Tapolczai ist aber auch seit 2009 im Vorstand der European Union of the Deaf (EUD) und ist heute Vizepräsident. Das wollen viele taube Menschen nicht hinnehmen und sprachen diese Problematik seit wenigen Wochen in verschiedenen sozialen Medien an. Jeffrey Garitte aus Belgien hat vor drei Tagen ein Video auf Instagram veröffentlicht, das über 6.000 Mal angeschaut wurde. Die politische Handlung von Tapolczai sei nicht mit europäischen Werten vereinbart, so Garitte.

EUD gab gestern am Dienstag, 2. Februar 2021 auf Facebook bekannt, dass sie das Thema sehr ernst nimmt und darüber diskutiert hat.
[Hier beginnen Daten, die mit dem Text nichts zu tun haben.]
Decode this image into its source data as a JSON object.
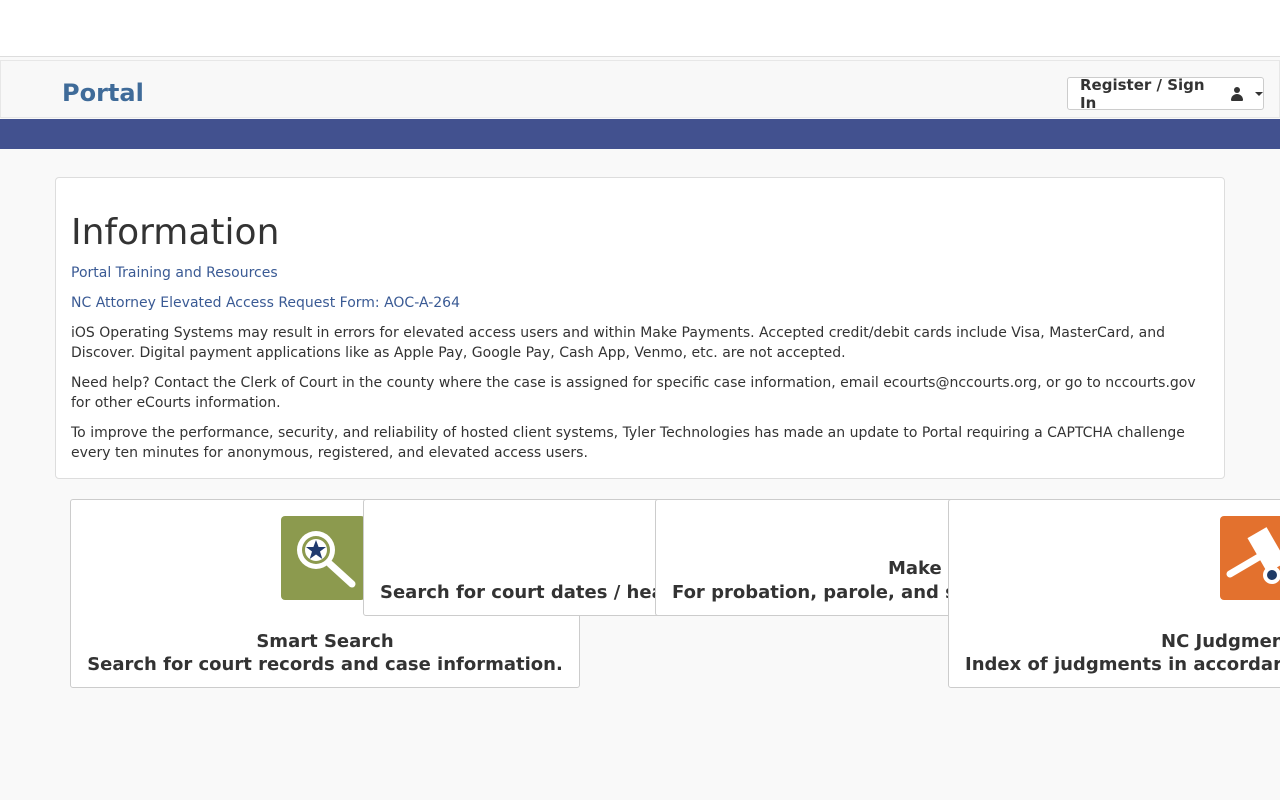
{
  "header": {
    "brand": "Portal",
    "signin_label": "Register / Sign In"
  },
  "info": {
    "title": "Information",
    "link1": "Portal Training and Resources",
    "link2": "NC Attorney Elevated Access Request Form: AOC-A-264",
    "para1": "iOS Operating Systems may result in errors for elevated access users and within Make Payments. Accepted credit/debit cards include Visa, MasterCard, and Discover. Digital payment applications like as Apple Pay, Google Pay, Cash App, Venmo, etc. are not accepted.",
    "para2": "Need help? Contact the Clerk of Court in the county where the case is assigned for specific case information, email ecourts@nccourts.org, or go to nccourts.gov for other eCourts information.",
    "para3": "To improve the performance, security, and reliability of hosted client systems, Tyler Technologies has made an update to Portal requiring a CAPTCHA challenge every ten minutes for anonymous, registered, and elevated access users."
  },
  "tiles": {
    "smart_search": {
      "title": "Smart Search",
      "desc": "Search for court records and case information."
    },
    "hearings": {
      "desc": "Search for court dates / hea"
    },
    "payments": {
      "title": "Make",
      "desc": "For probation, parole, and s"
    },
    "judgments": {
      "title": "NC Judgmen",
      "desc": "Index of judgments in accordar"
    }
  },
  "colors": {
    "nav_bar": "#42518f",
    "brand": "#3f6b99",
    "smart_search_icon": "#8c9a4e",
    "judgment_icon": "#e3712e"
  },
  "icons": {
    "signin": "user-icon",
    "smart_search": "magnifier-star-icon",
    "judgments": "gavel-icon"
  }
}
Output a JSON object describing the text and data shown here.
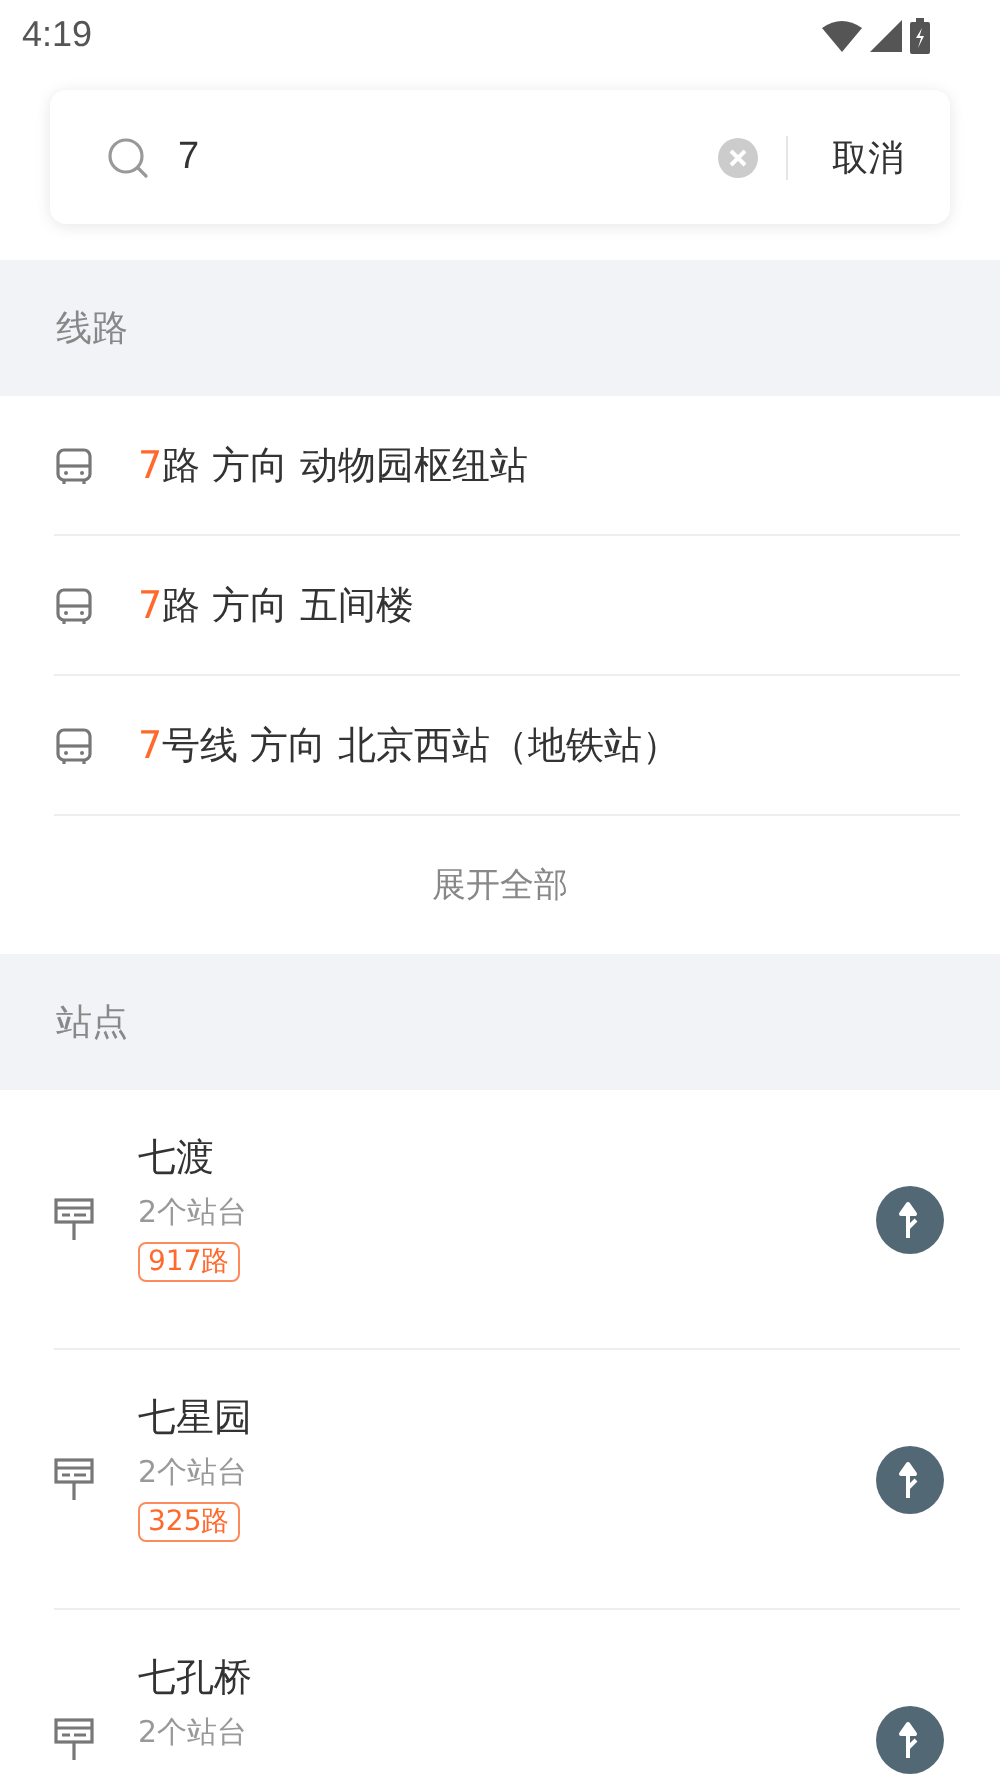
{
  "status_bar": {
    "time": "4:19"
  },
  "search": {
    "value": "7",
    "cancel": "取消"
  },
  "lines_section": {
    "title": "线路",
    "items": [
      {
        "match": "7",
        "rest": "路 方向 动物园枢纽站"
      },
      {
        "match": "7",
        "rest": "路 方向 五间楼"
      },
      {
        "match": "7",
        "rest": "号线 方向 北京西站（地铁站）"
      }
    ],
    "expand": "展开全部"
  },
  "stations_section": {
    "title": "站点",
    "items": [
      {
        "name": "七渡",
        "platforms": "2个站台",
        "tags": [
          "917路"
        ]
      },
      {
        "name": "七星园",
        "platforms": "2个站台",
        "tags": [
          "325路"
        ]
      },
      {
        "name": "七孔桥",
        "platforms": "2个站台"
      }
    ]
  }
}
Der Präsident Markku Jokinen (61) erklärte im Video, dass der EUD-Vorstand beschlossen hat, dass er diese Angelegenheit mit seinen Mitgliedern bei der außerordentlichen Generalversammlung am 27. Februar 2021 diskutieren wird. EUD erklärte weiter, dass sie die Menschenrechte aller Gehörlosen & umfasst die Vielfalt der Gehörlosengemeinschaft in Europa verteidigt, einschließlich der tauben LGBTIQ*-Gemeinschaft.

Emilo Christensen aus Dänemark ist sehr erfreut über diese Entscheidung und meint aber, dass taube Menschen von der LGBTIQ*-Community sich unbedingt an dieser Diskussion beteiligen sollen. Lars Knudsen, der Präsident vom Dänischen Gehörlosenbund (DDL), erklärte ihm, dass die dänische Delegation bei der kommenden Versammlung die Vielfalt repräsentiert wird.

Mit Blick auf die Kritiken der letzten Wochen ist es unwahrscheinlich, dass Tapolczai seine Glaubwürdigkeit als Vizepräsident behalten kann.